Passengers hide from the heat at Richmond station.

Passengers hide from the heat at Richmond station.

Commuters were warned of a difficult journey home, with scores of trains and trams predicted to fail as the temperature soared into the mid 40s.

Metro had urged commuters who could leave work early to do so. Melbourne's rail operator expects to have to take many of its trains out of service this afternoon as the extreme heat takes its toll.

"Due to the ongoing extreme heat, Metro is urging all of our customers to leave the CBD as early as practicable," spokesman Daniel Hoare said.

"This afternoon's peak will present significant challenges for our train airconditioning units.

"There is no precedent for Melbourne's heat this week.

"We are managing a very difficult situation and we urge all of those who can travel before the afternoon peak to please do so, where possible. We understand the heat is already making life difficult for all Melburnians and we thank you for your ongoing patience."

Yarra Trams echoed the warning, urging passengers who can travel early to do so due to the need to take trams out of service for maintenance.

One tram route has already been cancelled due to the hot weather. Route 82 from Footscray to Moonee Ponds is suspended until Saturday so those trams can be allocated to other routes.

Replacement buses are operating.

"Yarra Trams is doing everything it can to provide passengers with a reliable service in these extreme weather conditions," spokesman Simon Murphy said.

"Trams are operating across the network with the exception of route 82, which is being served by buses in order to free up trams for other routes."

He said passengers should allow extra travel time.

"The afternoon peak is expected to occur at the same time as the hottest temperatures of the day. Passengers who can travel earlier than normal should consider doing so, as stretching the afternoon peak over a longer period will assist our management of trams during the rest of the day."

Public Transport Users Association president Tony Morton said transport meltdowns would continue to happen every summer in Melbourne until the system was made more resilient to extreme heat. 

"This is going to happen every summer now. It’s really not good for Melbourne. You can’t have a city that just ceases to operate whenever it gets too hot," Dr Morton said.

Despite calls from Metro rail warning commuters to go home early, Southern Cross Station did not experience an early peak.
 
Fairfax media spoke to more than 55 sweltering commuters of which 17 said they were responding to Metro's warning.

Opposition leader Daniel Andrews said Melbourne’s rail network had never been in worse condition.

"How could Denis Napthine claim to have fixed the problems on our train network when things have never been worse? Denis Napthine has fixed nothing and in fact he and his cutbacks are the problem," Mr Andrews said.

The government defended its record on public transport since coming to power, saying trains were more reliable now than in previous summer heatwaves.

"Experience over the summers since the heatwave of 2009 has shown that full infrastructure checks ahead of summer and extensive maintenance work has helped to improve the resilience of the rail network on hot days," a spokesman said.

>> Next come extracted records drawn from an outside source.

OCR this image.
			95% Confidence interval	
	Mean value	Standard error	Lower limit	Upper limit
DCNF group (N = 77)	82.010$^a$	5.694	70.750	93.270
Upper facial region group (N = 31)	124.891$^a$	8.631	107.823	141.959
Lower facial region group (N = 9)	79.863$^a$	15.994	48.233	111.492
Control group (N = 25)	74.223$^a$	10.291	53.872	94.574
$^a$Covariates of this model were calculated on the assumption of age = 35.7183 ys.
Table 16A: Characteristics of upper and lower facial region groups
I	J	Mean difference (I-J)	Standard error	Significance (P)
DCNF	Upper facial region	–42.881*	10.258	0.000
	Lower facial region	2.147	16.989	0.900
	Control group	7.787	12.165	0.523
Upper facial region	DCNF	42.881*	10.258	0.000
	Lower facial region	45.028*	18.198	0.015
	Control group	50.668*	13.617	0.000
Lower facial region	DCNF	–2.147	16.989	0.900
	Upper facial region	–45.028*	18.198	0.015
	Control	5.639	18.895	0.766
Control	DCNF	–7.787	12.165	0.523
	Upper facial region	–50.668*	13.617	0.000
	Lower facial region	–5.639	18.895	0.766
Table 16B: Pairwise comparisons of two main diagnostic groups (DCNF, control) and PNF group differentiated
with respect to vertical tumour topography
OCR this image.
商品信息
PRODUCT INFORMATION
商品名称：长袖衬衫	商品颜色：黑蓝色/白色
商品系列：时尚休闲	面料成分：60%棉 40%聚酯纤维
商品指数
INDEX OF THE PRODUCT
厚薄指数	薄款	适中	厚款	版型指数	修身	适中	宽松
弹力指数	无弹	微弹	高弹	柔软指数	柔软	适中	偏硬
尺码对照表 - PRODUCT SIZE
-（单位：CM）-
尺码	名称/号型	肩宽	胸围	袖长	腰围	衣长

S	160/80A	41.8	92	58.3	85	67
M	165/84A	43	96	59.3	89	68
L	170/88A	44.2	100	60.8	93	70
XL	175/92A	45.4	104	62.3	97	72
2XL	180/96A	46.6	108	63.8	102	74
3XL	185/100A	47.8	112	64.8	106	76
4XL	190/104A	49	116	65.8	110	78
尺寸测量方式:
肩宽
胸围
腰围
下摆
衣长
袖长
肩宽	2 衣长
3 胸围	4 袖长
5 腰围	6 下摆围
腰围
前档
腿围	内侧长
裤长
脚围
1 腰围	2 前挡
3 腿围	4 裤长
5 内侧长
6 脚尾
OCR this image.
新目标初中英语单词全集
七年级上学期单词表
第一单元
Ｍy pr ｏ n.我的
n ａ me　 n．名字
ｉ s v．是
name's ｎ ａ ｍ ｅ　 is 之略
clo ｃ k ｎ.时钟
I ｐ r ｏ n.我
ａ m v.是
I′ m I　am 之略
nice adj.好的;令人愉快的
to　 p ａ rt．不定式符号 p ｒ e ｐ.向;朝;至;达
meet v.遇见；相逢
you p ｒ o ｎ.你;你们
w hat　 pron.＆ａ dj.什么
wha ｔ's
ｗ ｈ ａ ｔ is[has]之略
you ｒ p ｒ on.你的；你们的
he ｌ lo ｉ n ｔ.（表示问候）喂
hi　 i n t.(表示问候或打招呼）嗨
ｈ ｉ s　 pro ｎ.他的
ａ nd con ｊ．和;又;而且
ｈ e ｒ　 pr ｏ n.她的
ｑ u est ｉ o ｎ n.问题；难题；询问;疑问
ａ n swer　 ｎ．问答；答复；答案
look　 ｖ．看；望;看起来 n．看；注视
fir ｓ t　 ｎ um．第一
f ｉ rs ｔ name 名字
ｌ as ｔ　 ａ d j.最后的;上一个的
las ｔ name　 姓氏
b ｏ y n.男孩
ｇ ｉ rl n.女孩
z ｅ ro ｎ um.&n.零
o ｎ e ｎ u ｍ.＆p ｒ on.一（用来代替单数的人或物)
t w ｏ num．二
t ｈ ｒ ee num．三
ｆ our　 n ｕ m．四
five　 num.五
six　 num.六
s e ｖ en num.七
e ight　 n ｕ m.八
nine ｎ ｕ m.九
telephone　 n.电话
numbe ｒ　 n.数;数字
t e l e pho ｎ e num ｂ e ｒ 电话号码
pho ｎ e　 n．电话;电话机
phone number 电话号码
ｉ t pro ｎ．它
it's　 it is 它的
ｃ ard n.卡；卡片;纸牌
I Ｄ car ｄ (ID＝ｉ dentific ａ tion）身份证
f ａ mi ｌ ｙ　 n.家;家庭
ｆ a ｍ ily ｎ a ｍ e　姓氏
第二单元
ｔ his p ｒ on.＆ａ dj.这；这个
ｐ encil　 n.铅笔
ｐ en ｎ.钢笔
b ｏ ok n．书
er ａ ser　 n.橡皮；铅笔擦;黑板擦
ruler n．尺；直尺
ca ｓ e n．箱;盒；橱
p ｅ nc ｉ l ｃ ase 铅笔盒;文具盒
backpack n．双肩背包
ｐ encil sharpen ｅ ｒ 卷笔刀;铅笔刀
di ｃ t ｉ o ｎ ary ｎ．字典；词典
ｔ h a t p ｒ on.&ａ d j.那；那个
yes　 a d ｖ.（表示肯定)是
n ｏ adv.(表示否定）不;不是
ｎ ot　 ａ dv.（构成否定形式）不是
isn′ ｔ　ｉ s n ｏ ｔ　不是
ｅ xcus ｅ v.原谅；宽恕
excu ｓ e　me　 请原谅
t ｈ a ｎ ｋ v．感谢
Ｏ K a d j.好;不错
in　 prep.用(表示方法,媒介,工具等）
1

"This sort of extreme weather will impact all forms of infrastructure, but actions are in place to minimise the impacts. Metro has so far been able to deliver the vast majority of timetabled services, albeit with some delays as a result of speed restrictions. Yesterday Metro delivered more than 95 per cent of its timetabled services."

The spokesman said that upon coming to government, the Coalition allocated $100 million in maintenance funding over four years, in addition to Metro’s regular annual works budget, and this has enabled important summer preparedness works such as re-stressing of tracks, rebuilding of train air-conditioning units, and works to reduce the likelihood of power and signal failures.